Second, as many copies of the email will be sent to the number of recipients (email addresses) you have specified inside the To, Cc, and Bcc text fields. And last, Hotmail will present you with a screen that confirms that the email went through, and allows you to optionally add to your address book any new contacts.
Unfortunately, it is not possible to recall an email message you sent through Hotmail: the only time you can do this is within a closed mail server system, like Microsoft Exchange, provided that the recipient has not yet read the email (except under certain conditions). The bottom line is that you should only add email recipients to your email once you have finished and proof-read your email: otherwise, you may accidentally hit the Ctrl+Enter keyboard shortcut, or hit the Send button by mistake.
A later tutorial will treat in details the ability and limitations of requesting read receipt confirmation with Hotmail. The bottom line here is that a delivery confirmation or read receipt is only useful when you receive it: depending on their email program, webmail service, or read receipt settings, your email recipients may deliberately decide not to send email read confirmations (either manually, on an individual read request basis, or through their email configuration). This means that your recipients may have received your email, even if you do not receive an confirmation of it.

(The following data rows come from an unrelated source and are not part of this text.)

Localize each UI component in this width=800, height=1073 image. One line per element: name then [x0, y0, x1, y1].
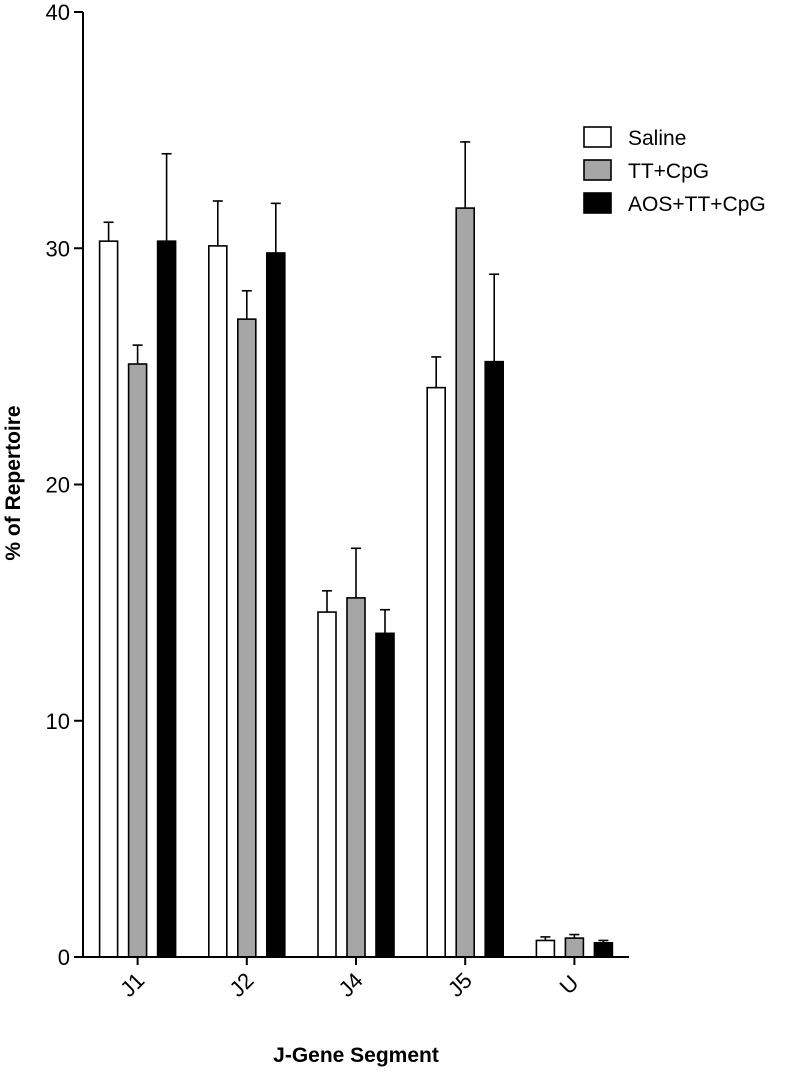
bar: [127, 363, 148, 958]
bar: [346, 597, 366, 958]
legend-swatch: [583, 159, 612, 181]
bar: [484, 360, 505, 958]
bar: [375, 632, 395, 958]
y-tick-label: 40: [46, 0, 70, 25]
bars-group: [98, 207, 614, 958]
y-tick-label: 0: [58, 945, 70, 970]
bar: [317, 611, 337, 958]
bar: [593, 942, 614, 958]
x-tick-label: J4: [334, 968, 368, 1002]
bar: [535, 939, 556, 958]
legend-swatch: [583, 126, 612, 148]
y-axis: 0 10 20 30 40: [46, 0, 84, 970]
bar: [426, 386, 447, 958]
y-tick-label: 20: [46, 473, 70, 498]
bar: [156, 240, 177, 958]
legend-swatch: [583, 192, 612, 214]
bar: [265, 252, 286, 958]
x-tick-label: J1: [115, 968, 149, 1002]
y-axis-title: % of Repertoire: [2, 405, 25, 560]
bar: [455, 207, 476, 958]
x-tick-label: U: [555, 970, 584, 999]
legend: Saline TT+CpG AOS+TT+CpG: [583, 126, 766, 216]
y-tick-label: 30: [46, 236, 70, 261]
x-tick-label: J5: [443, 968, 477, 1002]
bar: [208, 245, 228, 958]
error-bars-group: [103, 141, 609, 943]
y-tick-label: 10: [46, 709, 70, 734]
legend-label: AOS+TT+CpG: [628, 193, 766, 216]
legend-label: Saline: [628, 127, 686, 150]
x-axis: J1 J2 J4 J5 U: [83, 956, 629, 1002]
bar: [237, 318, 257, 958]
bar: [564, 937, 585, 958]
bar: [98, 240, 119, 958]
x-axis-title: J-Gene Segment: [273, 1044, 439, 1067]
x-tick-label: J2: [224, 968, 258, 1002]
legend-label: TT+CpG: [628, 160, 709, 183]
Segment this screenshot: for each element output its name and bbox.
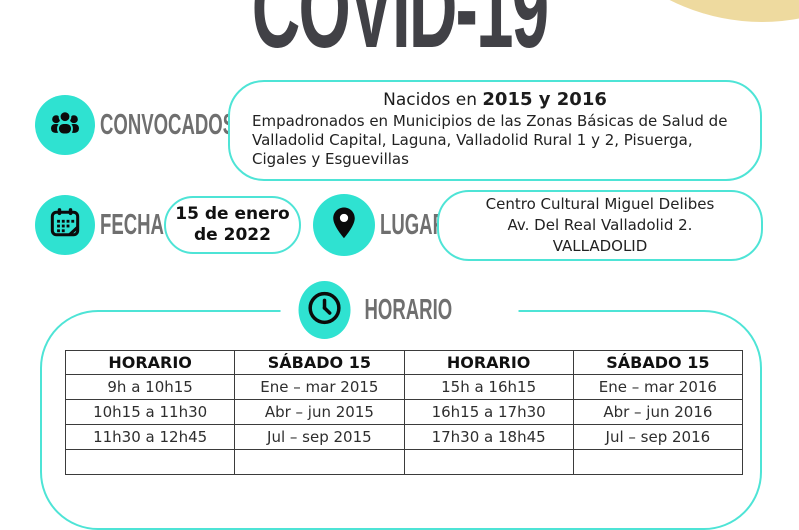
table-row: 9h a 10h15 Ene – mar 2015 15h a 16h15 En… xyxy=(64,374,744,400)
fecha-value-line2: de 2022 xyxy=(194,225,271,245)
cell-time: 15h a 16h15 xyxy=(403,374,574,400)
cell-time: 17h30 a 18h45 xyxy=(403,424,574,450)
lugar-address: Centro Cultural Miguel Delibes Av. Del R… xyxy=(486,194,715,258)
lugar-line3: VALLADOLID xyxy=(552,237,648,256)
convocados-label: CONVOCADOS xyxy=(100,109,236,141)
cell-time: 10h15 a 11h30 xyxy=(64,399,236,425)
page-title: COVID-19 xyxy=(251,0,549,71)
col-header-horario-2: HORARIO xyxy=(403,350,574,375)
cell-cohort: Jul – sep 2016 xyxy=(572,424,744,450)
lugar-icon-circle xyxy=(313,194,375,256)
fecha-value-line1: 15 de enero xyxy=(175,203,290,224)
lugar-line1: Centro Cultural Miguel Delibes xyxy=(485,194,715,213)
people-group-icon xyxy=(46,104,84,146)
col-header-sabado-1: SÁBADO 15 xyxy=(234,350,405,375)
convocados-box-title: Nacidos en 2015 y 2016 xyxy=(252,89,738,110)
calendar-icon xyxy=(46,204,84,246)
table-row: 11h30 a 12h45 Jul – sep 2015 17h30 a 18h… xyxy=(64,424,744,450)
convocados-box: Nacidos en 2015 y 2016 Empadronados en M… xyxy=(228,80,762,181)
fecha-icon-circle xyxy=(35,195,95,255)
cell-cohort: Ene – mar 2016 xyxy=(572,374,744,400)
fecha-value: 15 de enero de 2022 xyxy=(175,204,289,247)
schedule-table: HORARIO SÁBADO 15 HORARIO SÁBADO 15 9h a… xyxy=(64,350,744,475)
convocados-box-body: Empadronados en Municipios de las Zonas … xyxy=(252,112,728,169)
map-pin-icon xyxy=(325,204,363,246)
cell-time: 9h a 10h15 xyxy=(64,374,236,400)
cell-cohort: Jul – sep 2015 xyxy=(234,424,405,450)
lugar-box: Centro Cultural Miguel Delibes Av. Del R… xyxy=(437,190,763,261)
fecha-label: FECHA xyxy=(100,209,164,241)
cell-time: 11h30 a 12h45 xyxy=(64,424,236,450)
table-row xyxy=(64,449,744,475)
cell-cohort xyxy=(572,449,744,475)
cell-cohort: Ene – mar 2015 xyxy=(234,374,405,400)
lugar-label: LUGAR xyxy=(380,209,446,241)
table-row: 10h15 a 11h30 Abr – jun 2015 16h15 a 17h… xyxy=(64,399,744,425)
horario-icon-circle xyxy=(298,281,351,339)
table-header-row: HORARIO SÁBADO 15 HORARIO SÁBADO 15 xyxy=(64,350,744,375)
cell-time: 16h15 a 17h30 xyxy=(403,399,574,425)
cell-cohort: Abr – jun 2015 xyxy=(234,399,405,425)
cell-cohort xyxy=(234,449,405,475)
horario-header: HORARIO xyxy=(280,281,519,339)
convocados-icon-circle xyxy=(35,95,95,155)
convocados-title-years: 2015 y 2016 xyxy=(482,89,607,110)
cell-time xyxy=(64,449,236,475)
col-header-sabado-2: SÁBADO 15 xyxy=(572,350,744,375)
clock-icon xyxy=(304,288,344,332)
cell-time xyxy=(403,449,574,475)
cell-cohort: Abr – jun 2016 xyxy=(572,399,744,425)
col-header-horario-1: HORARIO xyxy=(64,350,236,375)
fecha-value-pill: 15 de enero de 2022 xyxy=(164,196,301,254)
lugar-line2: Av. Del Real Valladolid 2. xyxy=(507,215,693,234)
horario-label: HORARIO xyxy=(364,293,452,326)
convocados-title-prefix: Nacidos en xyxy=(383,90,483,110)
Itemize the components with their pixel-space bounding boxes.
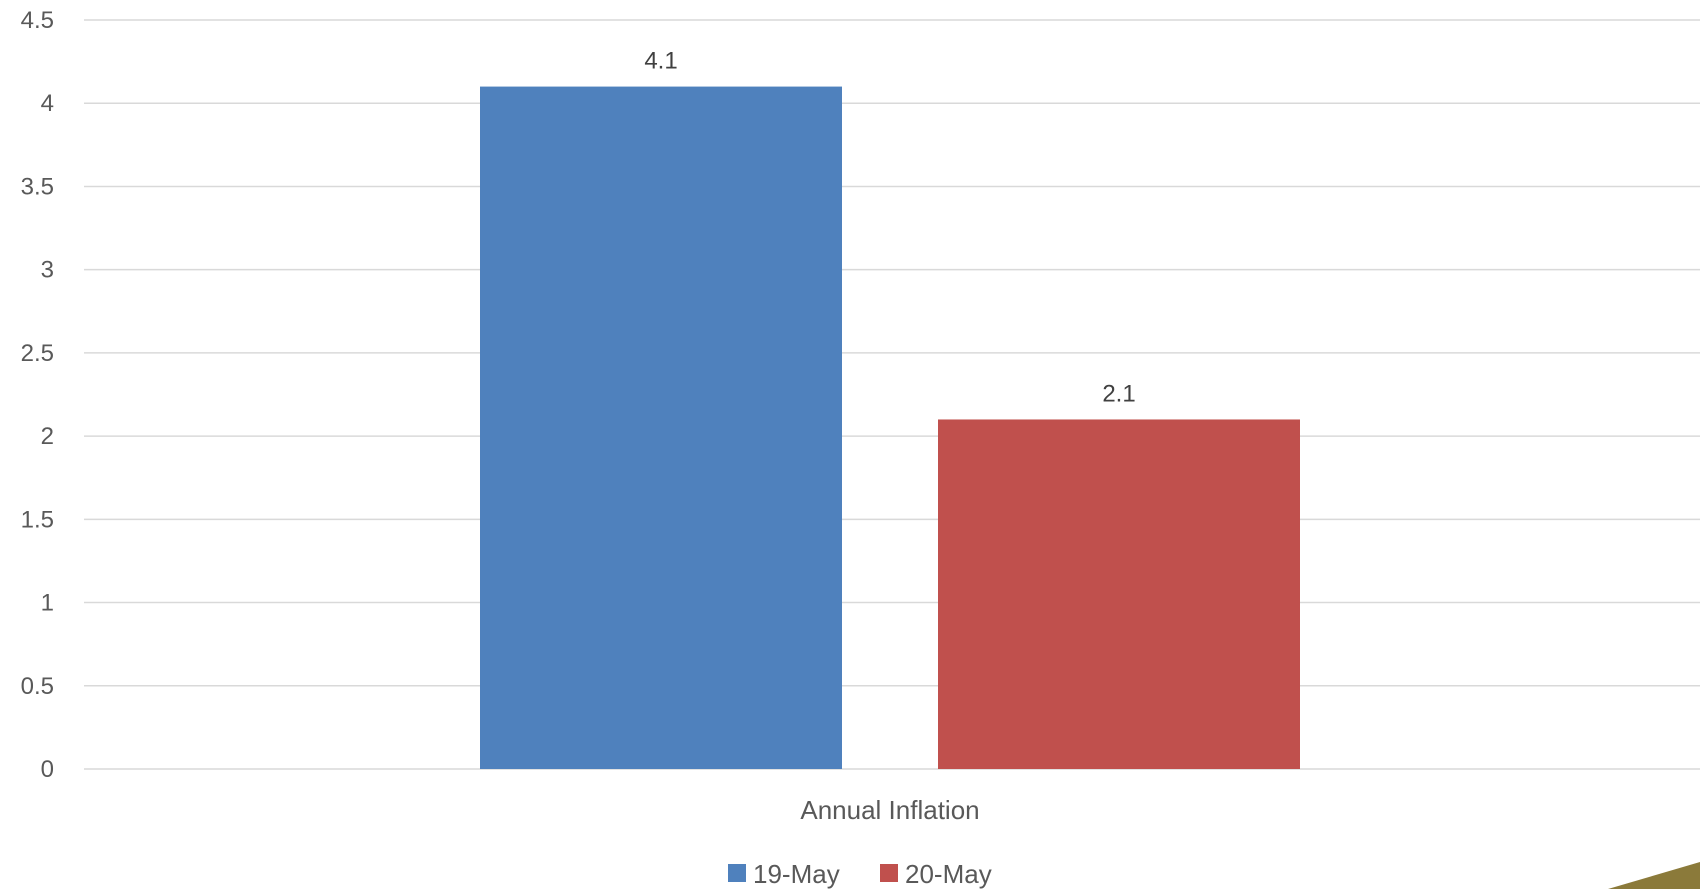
corner-accent-shape (1608, 862, 1700, 889)
legend-label-20-may: 20-May (905, 859, 992, 889)
legend-label-19-may: 19-May (753, 859, 840, 889)
y-tick-label: 4.5 (21, 7, 54, 34)
legend-swatch-19-may (728, 864, 746, 882)
gridlines (84, 19, 1700, 770)
y-tick-label: 0.5 (21, 673, 54, 700)
data-labels: 4.1 2.1 (644, 48, 1135, 408)
y-axis-ticks: 0 0.5 1 1.5 2 2.5 3 3.5 4 4.5 (21, 7, 54, 783)
x-category-label: Annual Inflation (800, 795, 979, 825)
y-tick-label: 3 (41, 257, 54, 284)
y-tick-label: 2.5 (21, 340, 54, 367)
y-tick-label: 2 (41, 423, 54, 450)
legend: 19-May 20-May (728, 859, 992, 889)
y-tick-label: 1 (41, 590, 54, 617)
legend-swatch-20-may (880, 864, 898, 882)
data-label-20-may: 2.1 (1102, 380, 1135, 407)
data-label-19-may: 4.1 (644, 48, 677, 75)
bars (480, 86, 1300, 770)
bar-19-may (480, 86, 842, 770)
y-tick-label: 4 (41, 90, 54, 117)
y-tick-label: 1.5 (21, 506, 54, 533)
y-tick-label: 0 (41, 756, 54, 783)
bar-20-may (938, 419, 1300, 769)
y-tick-label: 3.5 (21, 173, 54, 200)
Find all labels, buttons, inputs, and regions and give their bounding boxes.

Like read receipts, undeliverable email notifications are not completely reliable: to avoid confirming valid email addresses to spammers, some mail servers are configured to never send a failure of delivery notice, whether the email reached its intended recipient or not.
On the other hand, you can safely assume that there was a problem sending your email if Hotmail returns, as shown on the screenshot, a Delivery Status Notification (Failure) message. Pay attention to the subject line and content of the email body, because sometimes these notices only inform you that there was a delay in delivering your email, as opposed to an actual failure to deliver.
The delayed delivery notifications can often indicate a recipient's full mailbox quota, an overwhelmed or unresponsive mail server, or traffic/load issues either on the end of Windows Live Hotmail's service, the network, or the destination mail server.
All these Hotmail troubleshooting topic will be allotted their own, dedicated tutorial in the future.